Who should read?
This article is aiming for programmers like myself, who is curious enough to find out how MapReduce works and wanted to try it out myself, but yet, a lazy guy who don’t want to build a Hadoop cluster by hand.
In this article I am using Python and Hadoop streaming API for the sake of simplicity, Hadoop is written in Java (don’t be scared), and there is a way to write mappers and reducers in Python, which data is passed in and out via STDIN and STDOUT, for more information please have a quick read on this link http://www.michael-noll.com/tutorials/writing-an-hadoop-mapreduce-program-in-python/ BTW, all codes and sample data used in this article are also borrowed from that link.

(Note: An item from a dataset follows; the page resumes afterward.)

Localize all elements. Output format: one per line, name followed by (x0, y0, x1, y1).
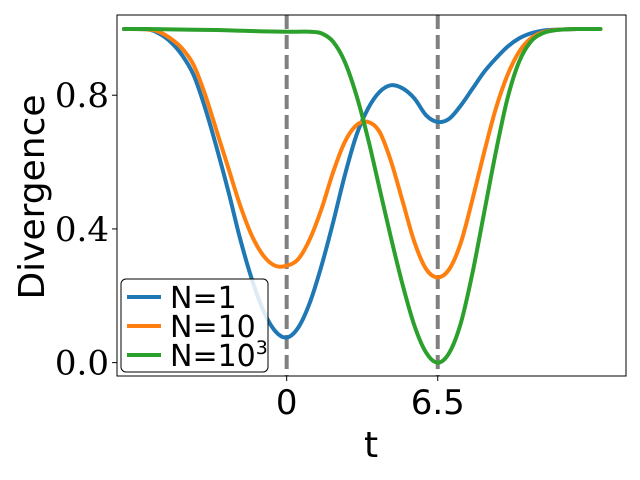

Quick intro to MapReduce and Hadoop
MapReduce is indeed kind of simple concept, it basically reads big input by small chunks and gradually compute the result one by one.
eg. Hadoop is the software I use in this demo, let’s say you have big files contains big data, the system will chop the files into chunks, it feeds the chunks into map tasks, then in turn spits out mapped data to reducer to compute the results. Clear as mud? Great, read on.
Lets say you have a data file like this, imagine there are million lines of it.
foo 1 foo 1 quux 1 labs 1 foo 1 bar 1 quux 1 ...
And you want to count the occurrence to become:
foo 3 quux 2 labs 1
To begin with, typically you store the data file onto a location, Hadoop has a file system called “HDFS”, so you store that file on HDFS, when your job starts, it split the file(s) into chucks, typically separated by line breaks, eg, a chunk might contains 400 lines.
Then it will feed into the “mapper”, in this example, via STDIN. A mapper is a piece of code that does most of the logic, ultimately spits out a key and value. Eg. ‘A,3,5,7’ and you only interested in the first and third character, in this case, ‘A’ and ‘5’, so your mapper will split the line by comma, get the values then output ‘A<tab>5’. So Hadoop knows the key is ‘A’ and value is ‘5’
IMPORTANT: results spitted out from mapper doesn’t not immediately end up in reducer, there is a layer that sort the key-value pairs then feed into reducer instances. In other words, the mapper instances processed all data, before feeding into reducers. Also for your piece of mind, Hadoop makes sure the data passed to each reducer instance via STDIN have the keys in sequential order.
Eg.
foo\t1 foo\t1 foo\t1 labs\t1
So that in your reducer logic, when you loop through the lines of STDIN, you can simply checks that if key is changed, you can safely reset the counter without worrying about previous key showing up again.
eg.
key = None counter = 0 for line in sys.stdin: _key, _counter = line.split('\t') if not key == _key: # if key changed, then output the data of the key print '{}\t{}'.format(key, counter) counter = 0 counter += int(_counter) key = _key
Hands on, without getting hands dirty
So how do you run a MapReduce task without setting up a Hadoop cluster on your computer by hand? I am going to show you how to run a simple MapReduce task on Amazon Elastic MapReduce (EMR). What you need to do first is have an Amazon Web Services Account, put in your credit card and you are almost ready.
Remember I mentioned about storing the data file on Hadoop filesystem (HDFS)? EMR actually reads data from and save output to S3 bucket, so go here https://console.aws.amazon.com/s3/ to create yourself a bucket.
Upload files
First download the files, unzip it and upload to S3 bucket like this:
Create EMR cluster
Then create the EMR cluster here http://console.aws.amazon.com/elasticmapreduce/home
- I chose “Core Hadoop” as that’s the only thing I needed
- I chose to use the cheapest instance types (m1.medium) to save money.
- EC2 Key pair just choose ‘not needed’, as we are not going to ssh to the instances.
- I left it default to 3 instances
Wait for the cluster to be created, usually takes about 10 minutes. Then you will see this screen:
Add Step
Click on “Add step”, and configure your new step
It’s worth mentioning that:
- the input location can point to a file, a folder, and wildcard.
- the output location should point to a folder that don’t exists, otherwise Hadoop will throw error, for the reason being don’t want to overwrite any data. In this case ‘output’ directory doesn’t exist, and Hadoop will create that folder.
Click on “Add”
Wait For Task To Run
Task Completed
Let’s Checkout The Output
As we can see, it created 3 data files, which was a result of 3 instances we created. If I open one of them, I can see this inside the file:
bar 1 foo 3
Another file:
quux 2
Finish
So there you have it, don’t forget to terminate the cluster or you will end up receiving a big bill from Amazon.